More soon about how the hives are doing.

— Liam

Did a very quick check on the two hives today, as is recommended for new colonies. The bees are bringing in lots of honey and pollen and each of the two hives has drawn out about three frames of comb and is working on a fourth. Newly laid eggs were present in the one frame I checked closely in each hive. The north hive has a much darker-colored queen than the south hive, and I saw her. Tried to take a photo, but the problem with doing that with an iPhone when you have a bee bonnet on is that it’s hard to make sure of the focus. So you’ll have to do without a photo of her for this week. Here’s a photo of the fourth frame of comb, though:

Bees in our north hive are drawing out their fourth frame of comb in a week.

Bees in our north hive are drawing out their fourth frame of comb in a week.

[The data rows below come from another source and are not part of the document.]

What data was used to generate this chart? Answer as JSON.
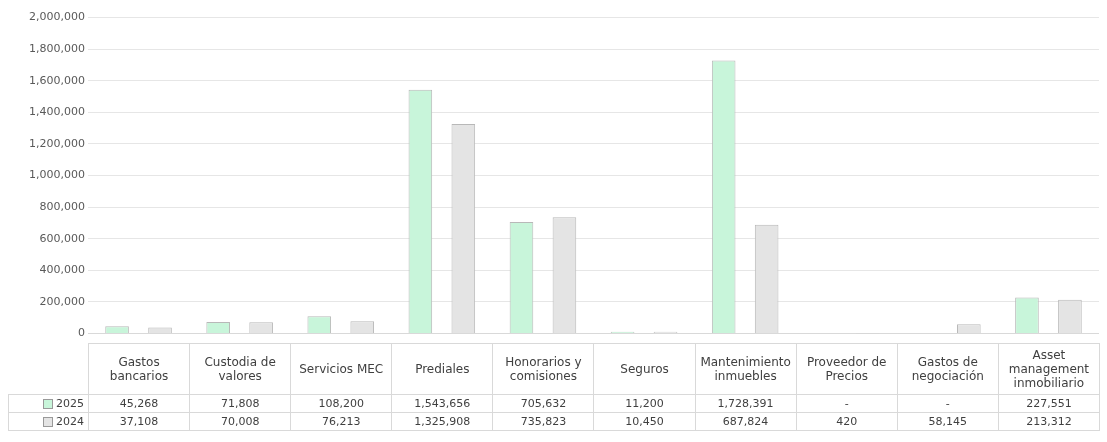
{
  "chart_data": {
    "type": "bar",
    "categories": [
      "Gastos bancarios",
      "Custodia de valores",
      "Servicios MEC",
      "Prediales",
      "Honorarios y comisiones",
      "Seguros",
      "Mantenimiento inmuebles",
      "Proveedor de Precios",
      "Gastos de negociación",
      "Asset management inmobiliario"
    ],
    "series": [
      {
        "name": "2025",
        "color": "#c8f5da",
        "values": [
          45268,
          71808,
          108200,
          1543656,
          705632,
          11200,
          1728391,
          null,
          null,
          227551
        ],
        "value_labels": [
          "45,268",
          "71,808",
          "108,200",
          "1,543,656",
          "705,632",
          "11,200",
          "1,728,391",
          "-",
          "-",
          "227,551"
        ]
      },
      {
        "name": "2024",
        "color": "#e4e4e4",
        "values": [
          37108,
          70008,
          76213,
          1325908,
          735823,
          10450,
          687824,
          420,
          58145,
          213312
        ],
        "value_labels": [
          "37,108",
          "70,008",
          "76,213",
          "1,325,908",
          "735,823",
          "10,450",
          "687,824",
          "420",
          "58,145",
          "213,312"
        ]
      }
    ],
    "ylim": [
      0,
      2000000
    ],
    "yticks": [
      {
        "value": 0,
        "label": "0"
      },
      {
        "value": 200000,
        "label": "200,000"
      },
      {
        "value": 400000,
        "label": "400,000"
      },
      {
        "value": 600000,
        "label": "600,000"
      },
      {
        "value": 800000,
        "label": "800,000"
      },
      {
        "value": 1000000,
        "label": "1,000,000"
      },
      {
        "value": 1200000,
        "label": "1,200,000"
      },
      {
        "value": 1400000,
        "label": "1,400,000"
      },
      {
        "value": 1600000,
        "label": "1,600,000"
      },
      {
        "value": 1800000,
        "label": "1,800,000"
      },
      {
        "value": 2000000,
        "label": "2,000,000"
      }
    ],
    "grid": "y",
    "legend": "bottom"
  }
}
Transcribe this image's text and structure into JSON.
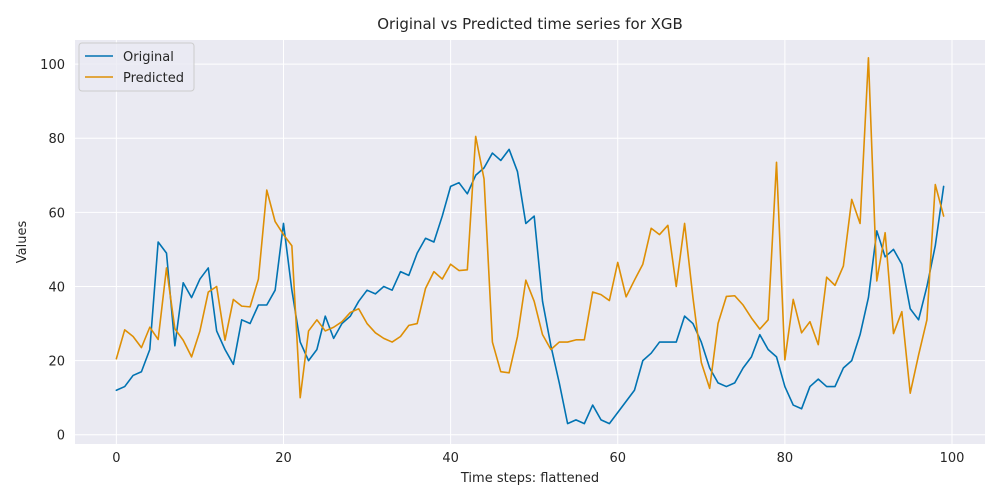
{
  "chart_data": {
    "type": "line",
    "title": "Original vs Predicted time series for XGB",
    "xlabel": "Time steps: flattened",
    "ylabel": "Values",
    "xlim": [
      -4.95,
      103.95
    ],
    "ylim": [
      -2.5,
      106.5
    ],
    "xticks": [
      0,
      20,
      40,
      60,
      80,
      100
    ],
    "yticks": [
      0,
      20,
      40,
      60,
      80,
      100
    ],
    "grid": true,
    "legend_position": "top-left",
    "background": "#eaeaf2",
    "x": [
      0,
      1,
      2,
      3,
      4,
      5,
      6,
      7,
      8,
      9,
      10,
      11,
      12,
      13,
      14,
      15,
      16,
      17,
      18,
      19,
      20,
      21,
      22,
      23,
      24,
      25,
      26,
      27,
      28,
      29,
      30,
      31,
      32,
      33,
      34,
      35,
      36,
      37,
      38,
      39,
      40,
      41,
      42,
      43,
      44,
      45,
      46,
      47,
      48,
      49,
      50,
      51,
      52,
      53,
      54,
      55,
      56,
      57,
      58,
      59,
      60,
      61,
      62,
      63,
      64,
      65,
      66,
      67,
      68,
      69,
      70,
      71,
      72,
      73,
      74,
      75,
      76,
      77,
      78,
      79,
      80,
      81,
      82,
      83,
      84,
      85,
      86,
      87,
      88,
      89,
      90,
      91,
      92,
      93,
      94,
      95,
      96,
      97,
      98,
      99
    ],
    "series": [
      {
        "name": "Original",
        "color": "#0173b2",
        "values": [
          12,
          13,
          16,
          17,
          23,
          52,
          49,
          24,
          41,
          37,
          42,
          45,
          28,
          23,
          19,
          31,
          30,
          35,
          35,
          39,
          57,
          39,
          25,
          20,
          23,
          32,
          26,
          30,
          32,
          36,
          39,
          38,
          40,
          39,
          44,
          43,
          49,
          53,
          52,
          59,
          67,
          68,
          65,
          70,
          72,
          76,
          74,
          77,
          71,
          57,
          59,
          36,
          24,
          14,
          3,
          4,
          3,
          8,
          4,
          3,
          6,
          9,
          12,
          20,
          22,
          25,
          25,
          25,
          32,
          30,
          25,
          18,
          14,
          13,
          14,
          18,
          21,
          27,
          23,
          21,
          13,
          8,
          7,
          13,
          15,
          13,
          13,
          18,
          20,
          27,
          37,
          55,
          48,
          50,
          46,
          34,
          31,
          40,
          51,
          67
        ]
      },
      {
        "name": "Predicted",
        "color": "#de8f05",
        "values": [
          20.5,
          28.3,
          26.5,
          23.5,
          29,
          25.7,
          45,
          28.6,
          25.5,
          21,
          28,
          38.5,
          40,
          25.5,
          36.5,
          34.7,
          34.5,
          42,
          66,
          57.5,
          54,
          51,
          10,
          28,
          31,
          28,
          29,
          30.5,
          33,
          34,
          30,
          27.5,
          26,
          25,
          26.5,
          29.5,
          30,
          39.5,
          44,
          42,
          46,
          44.3,
          44.5,
          80.5,
          69,
          25,
          17,
          16.7,
          26.5,
          41.7,
          36,
          27,
          23,
          25,
          25,
          25.6,
          25.6,
          38.5,
          37.8,
          36.2,
          46.5,
          37.2,
          41.7,
          46,
          55.7,
          54,
          56.5,
          40,
          57,
          37,
          19.5,
          12.5,
          30,
          37.3,
          37.5,
          35,
          31.5,
          28.5,
          31,
          73.5,
          20.2,
          36.5,
          27.5,
          30.5,
          24.3,
          42.5,
          40.3,
          45.5,
          63.5,
          57,
          101.7,
          41.5,
          54.5,
          27.3,
          33.2,
          11.2,
          21.5,
          31,
          67.5,
          59
        ]
      }
    ]
  }
}
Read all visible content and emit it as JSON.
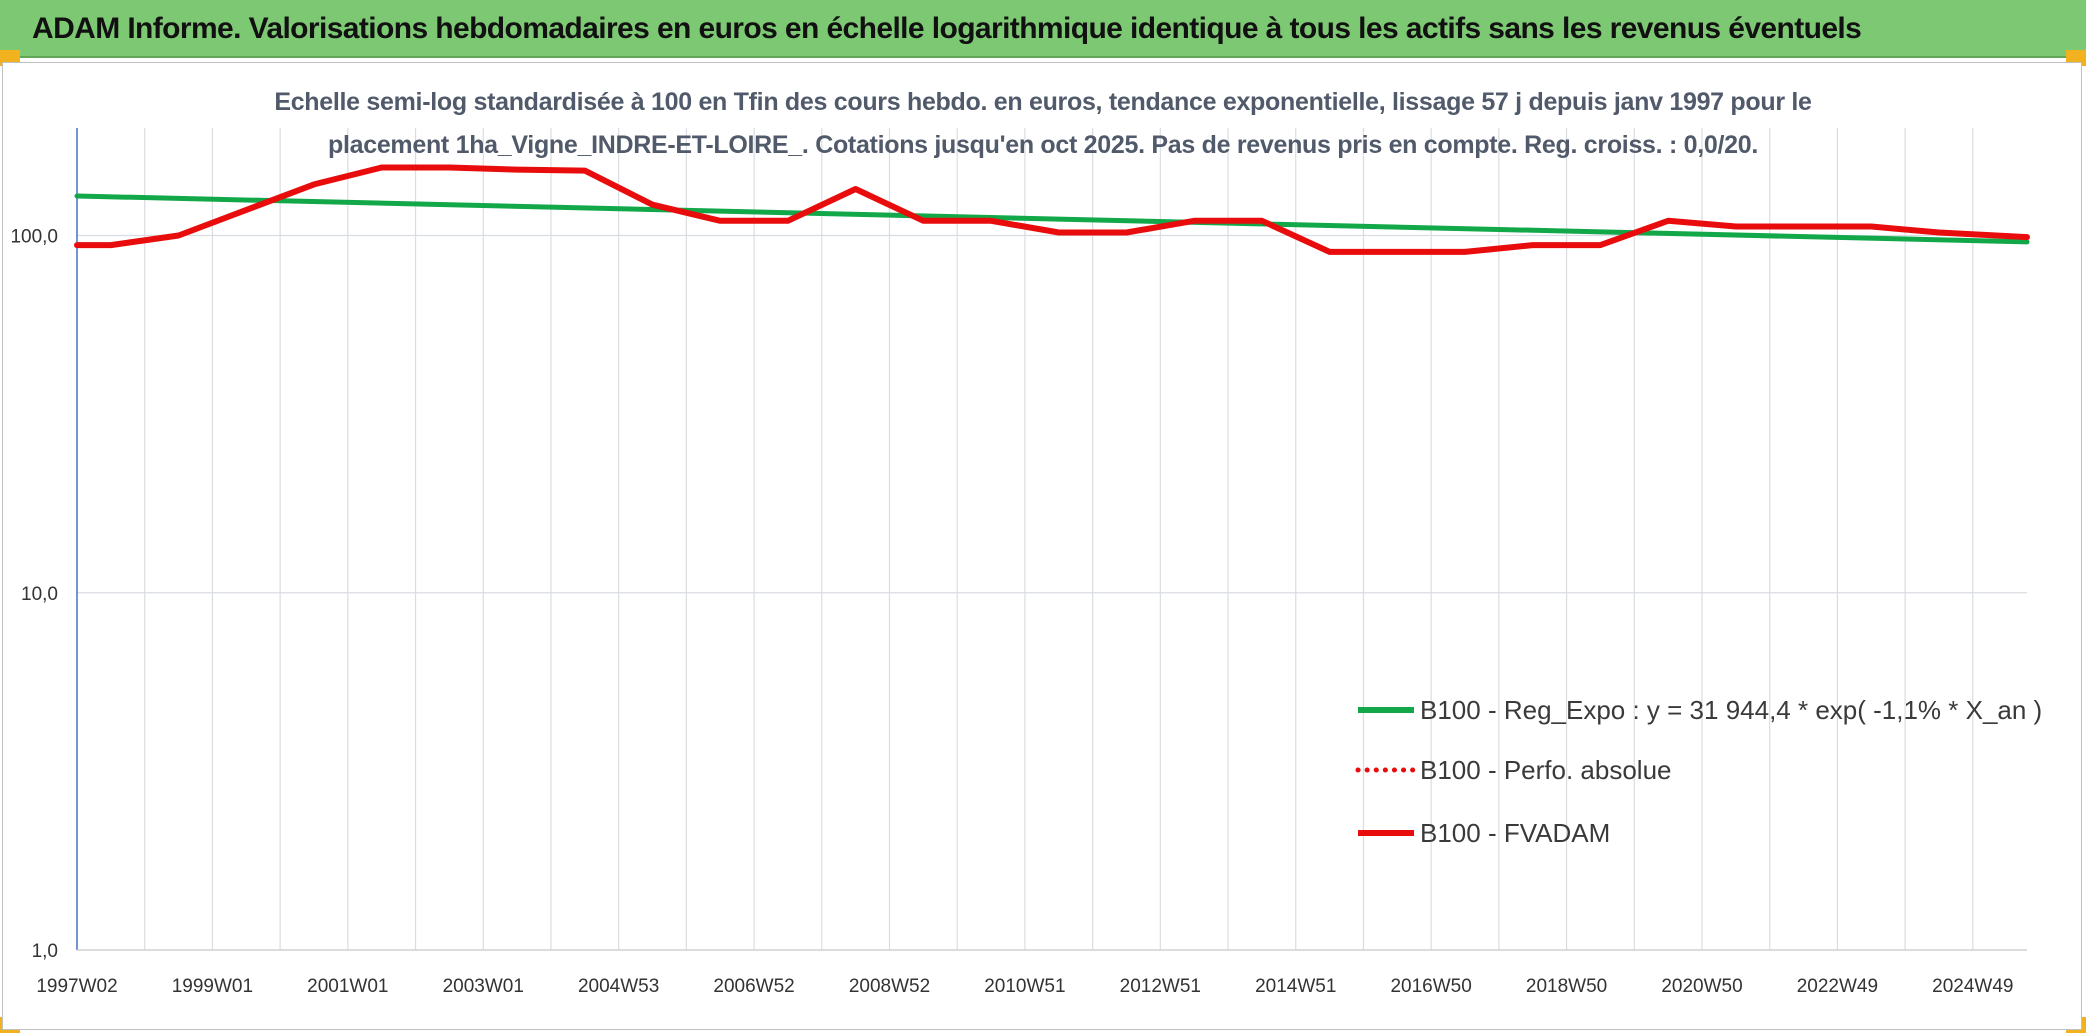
{
  "header": {
    "title": "ADAM Informe. Valorisations hebdomadaires en euros en échelle logarithmique identique à tous les actifs sans les revenus éventuels"
  },
  "colors": {
    "header_bg": "#7dc973",
    "corner_accent": "#f2b21f",
    "trend": "#12a84a",
    "fvadam": "#e80c0c",
    "perf": "#e80c0c",
    "grid": "#d9dde2",
    "axis": "#4472c4"
  },
  "chart_data": {
    "type": "line",
    "title_line1": "Echelle semi-log standardisée à 100 en Tfin des cours hebdo. en euros, tendance exponentielle, lissage 57 j depuis janv 1997 pour le",
    "title_line2": "placement 1ha_Vigne_INDRE-ET-LOIRE_. Cotations jusqu'en oct 2025. Pas de revenus pris en compte. Reg. croiss. : 0,0/20.",
    "y_scale": "log",
    "ylim": [
      1,
      200
    ],
    "y_ticks": [
      {
        "value": 1,
        "label": "1,0"
      },
      {
        "value": 10,
        "label": "10,0"
      },
      {
        "value": 100,
        "label": "100,0"
      }
    ],
    "x_range": [
      1997.0,
      2025.8
    ],
    "x_tick_labels": [
      {
        "x": 1997.0,
        "label": "1997W02"
      },
      {
        "x": 1999.0,
        "label": "1999W01"
      },
      {
        "x": 2001.0,
        "label": "2001W01"
      },
      {
        "x": 2003.0,
        "label": "2003W01"
      },
      {
        "x": 2005.0,
        "label": "2004W53"
      },
      {
        "x": 2007.0,
        "label": "2006W52"
      },
      {
        "x": 2009.0,
        "label": "2008W52"
      },
      {
        "x": 2011.0,
        "label": "2010W51"
      },
      {
        "x": 2013.0,
        "label": "2012W51"
      },
      {
        "x": 2015.0,
        "label": "2014W51"
      },
      {
        "x": 2017.0,
        "label": "2016W50"
      },
      {
        "x": 2019.0,
        "label": "2018W50"
      },
      {
        "x": 2021.0,
        "label": "2020W50"
      },
      {
        "x": 2023.0,
        "label": "2022W49"
      },
      {
        "x": 2025.0,
        "label": "2024W49"
      }
    ],
    "gridlines": "vertical every year, horizontal at decades",
    "legend_position": "bottom-right",
    "series": [
      {
        "name": "B100 - Reg_Expo : y = 31 944,4 * exp( -1,1% *  X_an )",
        "color": "#12a84a",
        "style": "solid",
        "x": [
          1997.0,
          2025.8
        ],
        "y": [
          129,
          96
        ]
      },
      {
        "name": "B100 - Perfo. absolue",
        "color": "#e80c0c",
        "style": "dotted",
        "x": [],
        "y": []
      },
      {
        "name": "B100 - FVADAM",
        "color": "#e80c0c",
        "style": "solid",
        "x": [
          1997.0,
          1997.5,
          1998.5,
          1999.5,
          2000.5,
          2001.5,
          2002.5,
          2003.5,
          2004.5,
          2005.5,
          2006.5,
          2007.5,
          2008.5,
          2009.5,
          2010.5,
          2011.5,
          2012.5,
          2013.5,
          2014.5,
          2015.5,
          2016.5,
          2017.5,
          2018.5,
          2019.5,
          2020.5,
          2021.5,
          2022.5,
          2023.5,
          2024.5,
          2025.8
        ],
        "y": [
          94,
          94,
          100,
          118,
          139,
          155,
          155,
          153,
          152,
          122,
          110,
          110,
          135,
          110,
          110,
          102,
          102,
          110,
          110,
          90,
          90,
          90,
          94,
          94,
          110,
          106,
          106,
          106,
          102,
          99
        ]
      }
    ]
  }
}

The two hives have been sucking down sugar syrup quickly. I haven’t done a full check yet, but this morning, despite the threat of rain, I had to go in to make sure the queens were out of the cages. When we installed them, the attendant bees had already done a good job of eating away much of the candy, but I poked a hole in each cage’s piece to make sure they could get out. They’d been in with the bees for almost a week in the packages, so I figured the bees would have already accepted their queenship. It was striking how different they looked. A smaller, darker queen in one cage, a visibly larger, more Italian-looking queen in the other. Today, both queens were out of the cages, and the bees have been doing a lot of comb-building. So I got the cages out and left them alone. We’ll see how they are, and If the queens are laying, at the end of the week.

— Liam

Starting again

Well, we had Colony Collapse this winter, so we started anew today. We tried to order northern-bred bees, but the shipments were cancelled because the cold spring killed half of the supplier’s first shipment. It’s been a busy winter for me, for personal reasons, but we were able to get two hives in shape enough to install two packages from an alternate supplier today. I’ll try to keep up the blog this year. as things move along.


Hive hot, missed a swarm

Rainy week last week kept me out of the hive. Today, hot day, bees were happy though. The queen is laying profusely, 10 or 11 full frames of brood. She’s moving between the two hive bodies still, but there was a lot more room on the lower, so we did a reverse of the hive bodies. Added a super. More details later.

On an unrelated note, got an email about a swarm in Winnetka, but after almost dropping everything to go catch them, learned they were about 20 feet up a tree. Too high for me today, I’m afraid. Hope someone gets them.


I haven’t been keeping up this blog recently, but have decided to start up again this summer. We lost both our colonies this winter, but the new hive is doing well. I’ll write more about that soon.

For now, here’s some fresh Illinois bee news. The harsh winter led to high losses here, and that has pumpkin, raspberry and apple farmers scrambling, according to this Associated Press report.


A little Chicago bee news

Via @BestBeekeeper: Epicurious has a feature about a biking beekeeper here in Chicago, Jana Kinsman, that’s worth a look. Another beekeeper inspired by news of Colony Collapse Disorder.